Feed Africa – Strategy for Agricultural Transformation in Africa 2016-2025
EXECUTIVE SUMMARY
Agriculture is a major source of income in Africa; however, untapped agricultural potential has contributed to persistent poverty and deteriorating food security, resulting in a projected increase in the number of undernourished people from ~240m in 2015 to ~320m by 2025. Falling commodity prices for a broad range of natural resources are creating an increasing imperative for African nations to diversify their exports and reduce current account deficits. At the same time, increased food demand and changing consumption habits driven by demographic factors such as population growth and urbanization are leading to rapidly rising net food imports, which are expected to grow from US$35bn in 2015 to over US$110bn by 2025.
These rising imports are indicative of a broader opportunity to transform agriculture construed as a business. The scale of imports demonstrate that demand exists, if a vibrant private agribusiness sector in Africa can be stimulated to service it. These food imports represent a diverse set of markets, both in key commodities as well as processed goods and associated or ‘agro-allied’ industries worth more than US$100bn in revenue per annum, while delivering food security and broad-based income growth.

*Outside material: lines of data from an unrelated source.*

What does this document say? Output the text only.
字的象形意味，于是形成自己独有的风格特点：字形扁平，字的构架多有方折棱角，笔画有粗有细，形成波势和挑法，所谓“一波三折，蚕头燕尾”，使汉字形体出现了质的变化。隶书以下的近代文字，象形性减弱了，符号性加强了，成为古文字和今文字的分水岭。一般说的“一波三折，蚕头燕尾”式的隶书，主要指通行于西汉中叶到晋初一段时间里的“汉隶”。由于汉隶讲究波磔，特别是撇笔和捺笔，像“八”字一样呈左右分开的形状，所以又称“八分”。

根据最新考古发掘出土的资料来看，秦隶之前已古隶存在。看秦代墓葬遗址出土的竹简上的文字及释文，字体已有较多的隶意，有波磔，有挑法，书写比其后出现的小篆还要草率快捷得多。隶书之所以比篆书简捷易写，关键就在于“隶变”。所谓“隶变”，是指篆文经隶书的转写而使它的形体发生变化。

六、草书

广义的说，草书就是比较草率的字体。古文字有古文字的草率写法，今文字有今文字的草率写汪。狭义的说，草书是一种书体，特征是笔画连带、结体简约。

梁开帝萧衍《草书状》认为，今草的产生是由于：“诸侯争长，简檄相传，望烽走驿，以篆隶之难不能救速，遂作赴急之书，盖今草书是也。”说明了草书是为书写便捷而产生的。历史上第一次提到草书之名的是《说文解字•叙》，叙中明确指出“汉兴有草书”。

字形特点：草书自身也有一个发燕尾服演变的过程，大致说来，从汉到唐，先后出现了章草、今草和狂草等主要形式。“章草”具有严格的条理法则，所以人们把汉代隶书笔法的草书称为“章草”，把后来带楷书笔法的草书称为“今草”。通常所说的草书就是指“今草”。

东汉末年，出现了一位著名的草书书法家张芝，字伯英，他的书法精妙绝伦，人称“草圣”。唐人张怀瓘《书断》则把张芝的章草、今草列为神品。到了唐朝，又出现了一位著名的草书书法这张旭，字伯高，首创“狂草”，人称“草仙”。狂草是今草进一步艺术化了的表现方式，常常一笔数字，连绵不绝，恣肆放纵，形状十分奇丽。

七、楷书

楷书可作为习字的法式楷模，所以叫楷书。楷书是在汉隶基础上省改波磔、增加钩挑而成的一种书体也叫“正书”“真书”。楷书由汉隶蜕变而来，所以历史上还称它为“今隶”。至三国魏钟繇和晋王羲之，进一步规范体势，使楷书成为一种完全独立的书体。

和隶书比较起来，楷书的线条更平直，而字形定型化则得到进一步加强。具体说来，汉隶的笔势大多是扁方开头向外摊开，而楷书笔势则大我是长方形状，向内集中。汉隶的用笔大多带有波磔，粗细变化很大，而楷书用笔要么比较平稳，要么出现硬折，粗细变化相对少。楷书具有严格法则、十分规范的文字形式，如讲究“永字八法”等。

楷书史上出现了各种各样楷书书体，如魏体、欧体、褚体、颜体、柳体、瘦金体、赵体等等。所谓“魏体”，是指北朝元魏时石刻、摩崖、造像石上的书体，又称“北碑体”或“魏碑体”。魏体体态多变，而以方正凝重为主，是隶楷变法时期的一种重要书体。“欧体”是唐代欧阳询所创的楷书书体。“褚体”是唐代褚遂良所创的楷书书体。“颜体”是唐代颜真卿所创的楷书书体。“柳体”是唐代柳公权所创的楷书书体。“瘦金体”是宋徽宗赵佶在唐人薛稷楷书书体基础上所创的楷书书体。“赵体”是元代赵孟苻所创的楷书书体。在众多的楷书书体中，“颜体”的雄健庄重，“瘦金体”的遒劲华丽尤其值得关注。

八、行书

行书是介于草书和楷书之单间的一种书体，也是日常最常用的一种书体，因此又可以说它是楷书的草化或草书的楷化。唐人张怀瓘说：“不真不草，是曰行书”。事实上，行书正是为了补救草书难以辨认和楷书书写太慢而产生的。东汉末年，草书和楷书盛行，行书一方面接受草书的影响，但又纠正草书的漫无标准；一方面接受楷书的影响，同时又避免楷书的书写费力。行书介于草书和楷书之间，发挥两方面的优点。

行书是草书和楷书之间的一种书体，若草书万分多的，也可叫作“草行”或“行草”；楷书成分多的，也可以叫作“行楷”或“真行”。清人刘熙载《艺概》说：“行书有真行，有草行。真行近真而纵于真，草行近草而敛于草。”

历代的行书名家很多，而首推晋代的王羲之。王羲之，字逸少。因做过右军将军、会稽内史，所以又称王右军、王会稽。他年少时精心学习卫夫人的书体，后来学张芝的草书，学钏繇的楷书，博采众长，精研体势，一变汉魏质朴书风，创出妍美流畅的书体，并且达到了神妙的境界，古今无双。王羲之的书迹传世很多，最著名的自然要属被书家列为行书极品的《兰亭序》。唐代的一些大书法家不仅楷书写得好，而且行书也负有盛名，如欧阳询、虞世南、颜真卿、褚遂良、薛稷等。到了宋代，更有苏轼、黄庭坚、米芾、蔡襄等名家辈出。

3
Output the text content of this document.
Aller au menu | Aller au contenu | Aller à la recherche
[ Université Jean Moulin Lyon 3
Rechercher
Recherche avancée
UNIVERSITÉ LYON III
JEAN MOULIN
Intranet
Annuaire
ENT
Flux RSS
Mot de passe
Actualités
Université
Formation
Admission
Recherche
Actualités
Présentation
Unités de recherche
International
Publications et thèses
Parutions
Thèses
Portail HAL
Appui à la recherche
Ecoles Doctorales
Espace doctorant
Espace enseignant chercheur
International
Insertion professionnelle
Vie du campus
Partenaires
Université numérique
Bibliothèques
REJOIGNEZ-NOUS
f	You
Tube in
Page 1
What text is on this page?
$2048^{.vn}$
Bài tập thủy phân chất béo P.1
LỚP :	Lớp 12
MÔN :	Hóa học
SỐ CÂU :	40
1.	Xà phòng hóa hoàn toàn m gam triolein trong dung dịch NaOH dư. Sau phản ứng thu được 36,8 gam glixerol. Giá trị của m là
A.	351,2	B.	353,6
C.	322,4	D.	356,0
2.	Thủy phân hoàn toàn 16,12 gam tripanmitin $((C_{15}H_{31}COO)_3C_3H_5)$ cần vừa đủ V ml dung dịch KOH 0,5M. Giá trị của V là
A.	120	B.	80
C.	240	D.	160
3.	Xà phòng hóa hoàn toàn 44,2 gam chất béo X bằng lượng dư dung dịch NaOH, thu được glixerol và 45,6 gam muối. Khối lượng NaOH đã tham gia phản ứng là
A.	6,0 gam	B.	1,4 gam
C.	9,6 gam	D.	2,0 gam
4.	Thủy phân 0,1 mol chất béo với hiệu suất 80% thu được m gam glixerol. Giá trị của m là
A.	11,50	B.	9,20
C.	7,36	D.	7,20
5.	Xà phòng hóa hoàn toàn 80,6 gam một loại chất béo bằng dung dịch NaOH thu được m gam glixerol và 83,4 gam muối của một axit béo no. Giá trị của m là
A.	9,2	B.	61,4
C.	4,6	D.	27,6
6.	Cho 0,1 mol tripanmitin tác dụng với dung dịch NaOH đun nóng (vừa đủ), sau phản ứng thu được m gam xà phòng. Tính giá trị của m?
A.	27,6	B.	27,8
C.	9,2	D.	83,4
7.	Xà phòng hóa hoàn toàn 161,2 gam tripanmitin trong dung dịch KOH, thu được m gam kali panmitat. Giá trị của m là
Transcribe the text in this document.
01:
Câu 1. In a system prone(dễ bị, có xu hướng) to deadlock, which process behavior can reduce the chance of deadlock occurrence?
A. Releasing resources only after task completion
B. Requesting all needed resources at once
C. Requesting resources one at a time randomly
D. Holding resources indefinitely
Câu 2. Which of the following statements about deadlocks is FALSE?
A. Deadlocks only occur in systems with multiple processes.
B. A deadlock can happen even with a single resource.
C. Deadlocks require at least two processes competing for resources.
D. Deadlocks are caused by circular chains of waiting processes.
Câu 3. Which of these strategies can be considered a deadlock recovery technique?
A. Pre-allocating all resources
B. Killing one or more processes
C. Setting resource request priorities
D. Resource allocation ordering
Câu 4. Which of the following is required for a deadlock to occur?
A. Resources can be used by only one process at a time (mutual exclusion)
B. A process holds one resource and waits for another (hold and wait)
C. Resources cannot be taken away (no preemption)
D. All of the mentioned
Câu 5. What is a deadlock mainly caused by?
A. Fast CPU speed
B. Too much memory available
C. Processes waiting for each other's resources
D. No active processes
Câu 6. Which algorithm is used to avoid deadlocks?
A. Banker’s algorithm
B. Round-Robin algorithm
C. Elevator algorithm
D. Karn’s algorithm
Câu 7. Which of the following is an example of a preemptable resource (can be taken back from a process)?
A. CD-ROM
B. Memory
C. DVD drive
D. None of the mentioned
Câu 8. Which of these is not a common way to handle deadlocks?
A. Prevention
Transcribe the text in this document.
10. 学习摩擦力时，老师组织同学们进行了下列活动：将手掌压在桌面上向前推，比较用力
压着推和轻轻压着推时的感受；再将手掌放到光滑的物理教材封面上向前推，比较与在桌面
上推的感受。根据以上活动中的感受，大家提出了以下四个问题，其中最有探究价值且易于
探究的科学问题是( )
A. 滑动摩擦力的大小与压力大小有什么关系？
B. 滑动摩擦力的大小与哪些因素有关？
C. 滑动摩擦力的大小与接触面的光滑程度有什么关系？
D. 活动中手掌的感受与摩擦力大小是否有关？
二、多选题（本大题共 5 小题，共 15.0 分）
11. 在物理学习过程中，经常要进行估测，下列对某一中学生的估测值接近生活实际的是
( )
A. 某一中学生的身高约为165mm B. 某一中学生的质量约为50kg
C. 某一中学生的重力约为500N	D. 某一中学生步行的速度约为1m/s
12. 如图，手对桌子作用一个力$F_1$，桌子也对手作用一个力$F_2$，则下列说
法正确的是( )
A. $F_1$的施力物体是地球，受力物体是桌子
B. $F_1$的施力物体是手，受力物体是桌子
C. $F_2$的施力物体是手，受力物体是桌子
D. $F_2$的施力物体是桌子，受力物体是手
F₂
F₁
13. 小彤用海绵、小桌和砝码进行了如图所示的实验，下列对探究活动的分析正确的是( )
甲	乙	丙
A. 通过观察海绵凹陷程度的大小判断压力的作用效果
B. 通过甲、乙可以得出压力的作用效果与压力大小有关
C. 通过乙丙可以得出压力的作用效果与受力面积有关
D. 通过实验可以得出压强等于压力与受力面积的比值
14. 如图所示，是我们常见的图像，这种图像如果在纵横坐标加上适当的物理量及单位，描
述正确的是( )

Capturing these opportunities on the scale required in Africa has occurred elsewhere in the world before, such as in Brazil, Malaysia and Vietnam, and often over a shorter time period. The conditions for transformation are beginning to materialize in a number of African countries. Smaller-scale transformations are happening, such as in the horticulture and floriculture sectors in Kenya and Ethiopia respectively, Rwanda’s rapid and material reductions in the level of malnutrition, Nigeria’s large scale registration of farmers onto an electronic-wallet system to facilitate fertilizer subsidy payments, and transformation of the rice sector in Senegal. These instances show that localized transformation in Africa is possible, and point the way for larger-scale shifts in African agriculture. The lessons learned from these experiences help frame this Strategy. Successful transformations are business-led, and involve the creation of three simultaneous conditions:
(i) a large-scale dissemination of productivity-increasing technology and inputs, plus input intensity and capital intensity;
(ii) the development of input and output markets structures and incentives that allow the full realization of the value of increased production; and,
(iii) a well-functioning and vibrant private sector that can manage and allocate skill and capital to scale emergent success and drive long-term sustainable agribusiness growth.